The lotus is a large, aquatic, flowering plant with species native to both the United States (Nelumbo lutea) and Asia (Nelumbo nucifera). These plants produce large emergent lily pads that can reach up to 18 inches across and up to 3 above the surface of the water. The plants themselves can grow from 2 to 5 feet tall, depending on species and variety. Most lotus available for water gardens are hybrid varieties. Lotus can be found in both full size and “dwarf” varieties and are available in a number of blossom colors including whites, yellows, pinks, and reds.
The lotus is a day blooming plant. Flowers open in the early morning and begin to close by mid afternoon, and completely at night, Lotus plants will begin blooming in mid June to July and will continue to bloom into early autumn. The flowers are up to 11 inches across and typically last 3 to 5 days. After 3 lays the petals will begin to fall off, leaving behind a distinctive seed pod.
Lotus plants are slow growing early in the season, picking up speed once temperatures have hit the upper 70s to mid 80s. They should be placed in full sun and fertilized frequently during the growing season to ensure large foliage and consistent flowering. Several fertilizer tablets (TWG2714) pressed into the pot at least once a month should be sufficient.

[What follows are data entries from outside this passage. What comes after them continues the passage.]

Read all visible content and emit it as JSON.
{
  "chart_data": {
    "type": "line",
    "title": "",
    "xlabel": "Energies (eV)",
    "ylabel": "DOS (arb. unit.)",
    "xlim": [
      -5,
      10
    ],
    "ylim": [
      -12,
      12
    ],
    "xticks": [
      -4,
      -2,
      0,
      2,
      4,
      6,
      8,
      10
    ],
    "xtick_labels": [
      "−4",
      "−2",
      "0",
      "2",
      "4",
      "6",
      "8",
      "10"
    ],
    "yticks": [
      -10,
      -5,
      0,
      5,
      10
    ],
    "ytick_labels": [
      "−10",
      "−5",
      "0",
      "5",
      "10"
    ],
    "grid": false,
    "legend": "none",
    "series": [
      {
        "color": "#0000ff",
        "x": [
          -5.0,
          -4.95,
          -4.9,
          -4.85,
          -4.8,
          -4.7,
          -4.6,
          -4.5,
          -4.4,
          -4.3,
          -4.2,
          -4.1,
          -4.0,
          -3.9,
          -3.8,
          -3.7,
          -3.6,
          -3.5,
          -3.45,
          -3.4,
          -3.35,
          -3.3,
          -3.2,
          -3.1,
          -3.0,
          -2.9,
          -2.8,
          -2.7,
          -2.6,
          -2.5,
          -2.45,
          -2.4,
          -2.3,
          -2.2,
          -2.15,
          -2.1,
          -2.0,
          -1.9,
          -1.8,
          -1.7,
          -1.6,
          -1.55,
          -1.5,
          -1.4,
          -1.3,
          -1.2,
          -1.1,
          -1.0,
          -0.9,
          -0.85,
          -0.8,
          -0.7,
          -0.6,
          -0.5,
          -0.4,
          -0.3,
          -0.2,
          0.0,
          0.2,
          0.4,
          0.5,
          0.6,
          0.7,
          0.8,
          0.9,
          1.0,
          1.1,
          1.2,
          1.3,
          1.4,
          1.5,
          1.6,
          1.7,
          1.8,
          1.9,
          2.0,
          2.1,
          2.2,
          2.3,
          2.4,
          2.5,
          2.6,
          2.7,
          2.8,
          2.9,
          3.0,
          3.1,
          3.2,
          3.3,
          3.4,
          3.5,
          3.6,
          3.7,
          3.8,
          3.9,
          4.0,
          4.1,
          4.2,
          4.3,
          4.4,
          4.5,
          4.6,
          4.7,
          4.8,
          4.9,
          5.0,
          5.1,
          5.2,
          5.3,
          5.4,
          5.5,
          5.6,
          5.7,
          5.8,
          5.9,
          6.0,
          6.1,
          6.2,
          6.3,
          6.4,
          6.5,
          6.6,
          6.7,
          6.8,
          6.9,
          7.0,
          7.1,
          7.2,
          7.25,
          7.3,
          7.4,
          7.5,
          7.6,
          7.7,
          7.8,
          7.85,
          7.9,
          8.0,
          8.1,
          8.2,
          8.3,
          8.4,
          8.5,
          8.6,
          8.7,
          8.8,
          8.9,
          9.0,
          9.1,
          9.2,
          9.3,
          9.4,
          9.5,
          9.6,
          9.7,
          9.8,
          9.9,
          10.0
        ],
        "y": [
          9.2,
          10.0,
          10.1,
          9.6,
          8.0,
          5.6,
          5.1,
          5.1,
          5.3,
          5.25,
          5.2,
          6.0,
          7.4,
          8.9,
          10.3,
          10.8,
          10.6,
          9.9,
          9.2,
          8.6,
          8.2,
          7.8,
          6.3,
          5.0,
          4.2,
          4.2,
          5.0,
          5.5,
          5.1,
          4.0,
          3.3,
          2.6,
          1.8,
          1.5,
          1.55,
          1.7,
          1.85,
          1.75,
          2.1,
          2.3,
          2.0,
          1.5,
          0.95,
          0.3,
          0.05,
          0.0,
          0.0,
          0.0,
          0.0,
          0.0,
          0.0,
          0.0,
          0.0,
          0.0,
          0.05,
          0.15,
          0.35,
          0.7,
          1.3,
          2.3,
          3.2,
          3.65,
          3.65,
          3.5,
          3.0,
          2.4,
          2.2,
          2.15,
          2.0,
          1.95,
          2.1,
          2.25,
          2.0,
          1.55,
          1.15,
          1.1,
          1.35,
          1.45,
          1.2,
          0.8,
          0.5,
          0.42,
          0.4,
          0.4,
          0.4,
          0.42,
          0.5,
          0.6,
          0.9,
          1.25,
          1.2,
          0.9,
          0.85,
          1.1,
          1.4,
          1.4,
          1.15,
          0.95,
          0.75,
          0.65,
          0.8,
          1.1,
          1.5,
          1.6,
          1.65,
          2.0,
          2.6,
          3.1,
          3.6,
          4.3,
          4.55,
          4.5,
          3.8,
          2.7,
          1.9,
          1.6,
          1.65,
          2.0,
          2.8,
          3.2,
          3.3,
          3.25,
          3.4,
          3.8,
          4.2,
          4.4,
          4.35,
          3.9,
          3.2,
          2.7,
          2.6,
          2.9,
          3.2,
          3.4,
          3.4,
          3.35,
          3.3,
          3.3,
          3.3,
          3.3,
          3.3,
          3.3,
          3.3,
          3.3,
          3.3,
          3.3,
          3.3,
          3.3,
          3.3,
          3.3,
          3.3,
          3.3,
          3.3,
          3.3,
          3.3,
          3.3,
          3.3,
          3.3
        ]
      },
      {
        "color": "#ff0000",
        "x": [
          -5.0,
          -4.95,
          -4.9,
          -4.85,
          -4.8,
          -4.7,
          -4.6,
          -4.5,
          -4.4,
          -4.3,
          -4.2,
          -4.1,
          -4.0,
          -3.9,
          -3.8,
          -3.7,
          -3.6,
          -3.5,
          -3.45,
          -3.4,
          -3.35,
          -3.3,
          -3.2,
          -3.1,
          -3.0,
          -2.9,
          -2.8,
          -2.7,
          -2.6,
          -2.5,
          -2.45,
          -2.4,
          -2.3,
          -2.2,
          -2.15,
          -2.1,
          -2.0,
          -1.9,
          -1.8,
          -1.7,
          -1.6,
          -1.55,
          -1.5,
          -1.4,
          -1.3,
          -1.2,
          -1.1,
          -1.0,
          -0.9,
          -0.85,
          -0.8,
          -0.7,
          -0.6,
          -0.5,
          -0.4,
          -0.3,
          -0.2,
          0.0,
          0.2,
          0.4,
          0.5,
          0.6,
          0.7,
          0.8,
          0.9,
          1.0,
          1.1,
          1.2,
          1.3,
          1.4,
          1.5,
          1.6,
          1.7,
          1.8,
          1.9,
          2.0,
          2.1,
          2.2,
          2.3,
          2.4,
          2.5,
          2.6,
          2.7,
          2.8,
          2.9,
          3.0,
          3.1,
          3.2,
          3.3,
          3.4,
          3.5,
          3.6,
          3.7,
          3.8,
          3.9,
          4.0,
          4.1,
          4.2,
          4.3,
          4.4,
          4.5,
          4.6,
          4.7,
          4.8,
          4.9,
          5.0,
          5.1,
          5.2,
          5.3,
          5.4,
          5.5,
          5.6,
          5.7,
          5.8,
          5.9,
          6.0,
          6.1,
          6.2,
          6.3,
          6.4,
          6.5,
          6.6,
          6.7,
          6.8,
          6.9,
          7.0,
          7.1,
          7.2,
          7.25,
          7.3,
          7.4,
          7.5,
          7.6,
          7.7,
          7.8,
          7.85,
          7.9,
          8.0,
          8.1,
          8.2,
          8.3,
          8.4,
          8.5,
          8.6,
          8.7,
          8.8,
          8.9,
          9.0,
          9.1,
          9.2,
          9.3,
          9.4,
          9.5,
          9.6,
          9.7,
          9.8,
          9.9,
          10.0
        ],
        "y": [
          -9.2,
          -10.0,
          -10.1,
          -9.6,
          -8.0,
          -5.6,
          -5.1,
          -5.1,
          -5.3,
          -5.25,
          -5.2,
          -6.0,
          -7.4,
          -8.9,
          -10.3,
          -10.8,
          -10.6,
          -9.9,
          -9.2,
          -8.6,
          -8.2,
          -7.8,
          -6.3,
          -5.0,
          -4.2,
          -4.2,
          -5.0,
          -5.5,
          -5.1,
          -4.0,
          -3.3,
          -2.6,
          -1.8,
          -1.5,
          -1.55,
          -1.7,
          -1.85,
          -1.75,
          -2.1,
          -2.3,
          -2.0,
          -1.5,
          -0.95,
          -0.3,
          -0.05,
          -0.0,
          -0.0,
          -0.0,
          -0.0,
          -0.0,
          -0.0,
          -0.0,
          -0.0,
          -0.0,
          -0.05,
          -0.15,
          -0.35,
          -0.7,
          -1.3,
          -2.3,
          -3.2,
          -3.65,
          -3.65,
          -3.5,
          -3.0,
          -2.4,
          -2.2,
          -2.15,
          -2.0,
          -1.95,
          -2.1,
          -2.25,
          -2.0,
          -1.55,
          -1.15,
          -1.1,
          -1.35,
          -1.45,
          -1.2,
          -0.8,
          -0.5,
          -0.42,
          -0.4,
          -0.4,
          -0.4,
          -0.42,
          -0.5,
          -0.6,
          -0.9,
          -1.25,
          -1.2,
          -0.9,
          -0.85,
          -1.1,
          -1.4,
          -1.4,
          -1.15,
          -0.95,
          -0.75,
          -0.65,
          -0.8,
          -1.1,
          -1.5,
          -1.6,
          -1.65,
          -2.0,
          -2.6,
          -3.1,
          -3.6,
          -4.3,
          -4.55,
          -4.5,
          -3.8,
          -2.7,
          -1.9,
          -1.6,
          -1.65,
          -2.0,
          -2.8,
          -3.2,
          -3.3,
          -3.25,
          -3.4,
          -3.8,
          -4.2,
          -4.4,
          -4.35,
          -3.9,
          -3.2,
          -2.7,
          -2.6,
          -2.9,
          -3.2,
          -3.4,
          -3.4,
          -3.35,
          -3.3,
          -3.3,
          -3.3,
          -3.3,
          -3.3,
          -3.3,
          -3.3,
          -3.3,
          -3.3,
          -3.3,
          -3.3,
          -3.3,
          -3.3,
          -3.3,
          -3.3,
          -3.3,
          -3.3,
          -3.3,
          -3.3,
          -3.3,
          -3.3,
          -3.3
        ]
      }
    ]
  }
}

When planting lotus, be sure to use a large pot, such as a lotus pot (HA8906). Fill the pot with a nutrient rich substrate designed for aquatic plants (EL128) and cap with a larger particle substrate (AL145) to prevent curious fish from uprooting freshly potted plants.
Lotus may be potted and placed in a pond as a striking showpiece plant or potted in a container for a dramatic display on a patio or deck. If planting in a container, be sure there is at least 2 to 3 inches of water over the top of the substrate to prevent to tuber and roots from drying out.
Despite their exotic looks, lotus are hardy from zones 5 to 11 and will grow back year after year.